A beloved cat, Fluffles, helped me learn this lesson. At one point in my life she and I would wake up every morning in bed together. Every day the first thing I would become aware of was the sound of her purring, and it communicated to me, “I’m happy that we have another day to live and to love each other.” Yes I finally realized, that’s the way to live. Not seeing life as an endurance test but as a gift!
The gift of presence has another meaning also. Werner Erhard (founder of est) once said, "The greatest gift you can give another is just to be with them."
As I have learned to be more present, I have seen how true Mr. Erhard’s insight is: when you are present with another, they often open up like a flower. Presence is like a calming wave flowing through you, and other people can relax in its wake.

Friday, August 8, 2014

Living with a Wild God

Review of Living with a Wild God, by Barbara Ehrenreich.

In a nutshell: Living With a Wild God is the story of a rational, scientific-minded atheist wrestling with the meaning of a personal mystical experience.

Ms. Ehrenreich is an atheist, has been all of her life. And she is from a lineage of atheists that goes back to her great-grandmother (the great-grandma was Catholic and the priest wouldn’t show up when her father was dying unless they paid him $25; a few years later she was dying in childbirth, when the priest showed up, put a crucifix on her chest and started administering the last rites she hurled the crucifix against the wall.) 

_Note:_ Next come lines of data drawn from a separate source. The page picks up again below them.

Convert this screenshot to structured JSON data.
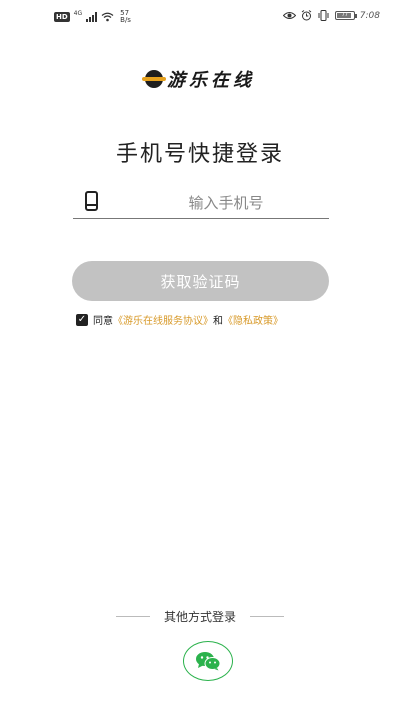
{
  "status_bar": {
    "hd": "HD",
    "network": "4G",
    "speed_value": "57",
    "speed_unit": "B/s",
    "battery": "77",
    "time": "7:08"
  },
  "app": {
    "name": "游乐在线"
  },
  "login": {
    "title": "手机号快捷登录",
    "phone_placeholder": "输入手机号",
    "get_code_label": "获取验证码",
    "agree_prefix": "同意",
    "service_agreement": "《游乐在线服务协议》",
    "agree_and": "和",
    "privacy_policy": "《隐私政策》",
    "other_methods": "其他方式登录"
  },
  "colors": {
    "link": "#d89a2a",
    "button_disabled": "#c2c2c2",
    "wechat_green": "#2bb24c"
  }
}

But as a young teen-ager Ms. Ehrenreich was obsessed with the quest to find the “Truth”; in other words to find answers to such questions as why are we here, what is the point of life? At the same time she started having experiences where her perception would dissolve, like all the boundaries around separate objects disappeared. She had trouble putting the experiences into words in the journal she kept at the time, and the best word she could come up for it was “disassociation.”

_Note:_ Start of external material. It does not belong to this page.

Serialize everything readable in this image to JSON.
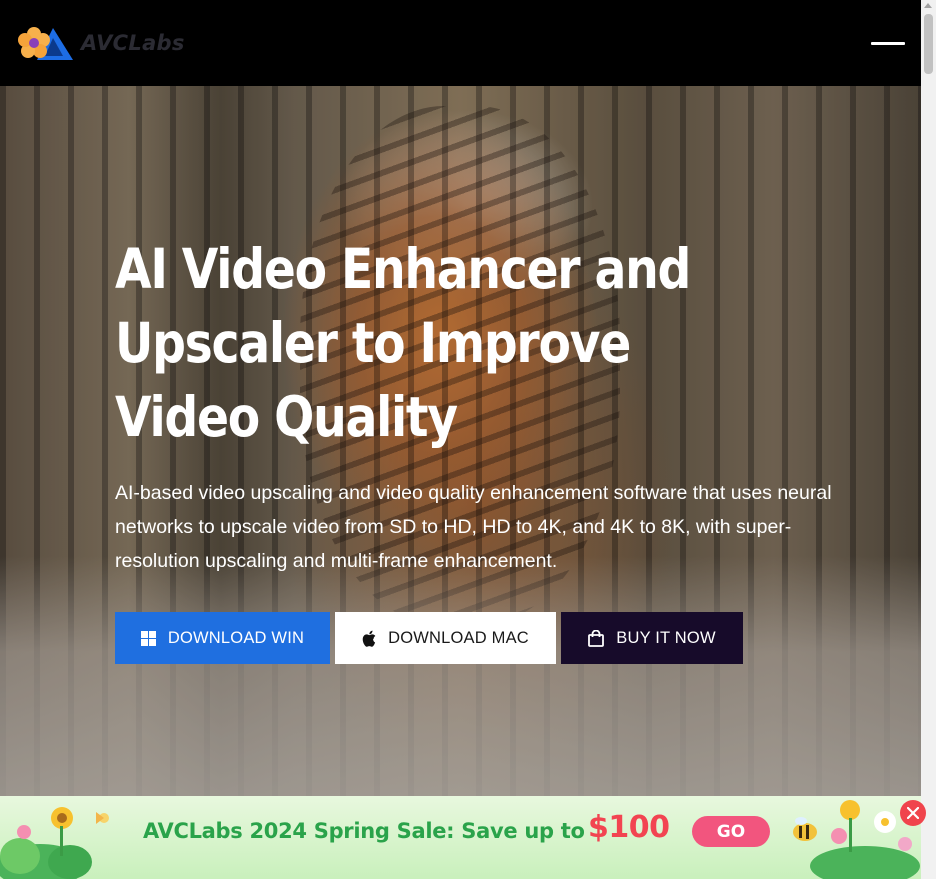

Then one day when she was 17 she had a profound experience, which, again, she struggles to express. Her best metaphor is of fire: 
the world flamed into life…There were no visions, no prophetic voices or visits by totemic animals, just this blazing everywhere. Something poured into me and I poured out into it. This was not the passive beatific merger with ‘the All,’ as promised by the Eastern mystics. It was a furious encounter with a living substance that was coming at me through all things at once, and one reason for the terrible wordlessness of the experience is that you cannot observe fire really closely without becoming part of it.
Because she had no framework for this experience, in the ensuing months she struggled to keep her equanimity. She worried she was mentally ill. Soon she left for college and the existential crisis passed.
Her father was a scientist, and she assumed from an early age she would become a scientist. She ended up getting a PhD in biochemistry, although she has never worked in the field. Instead she became a political activist and social scientist, writing such books as Nickel and Dimed about her attempts to live on minimum wage (imagine, a social scientist who experiments on herself).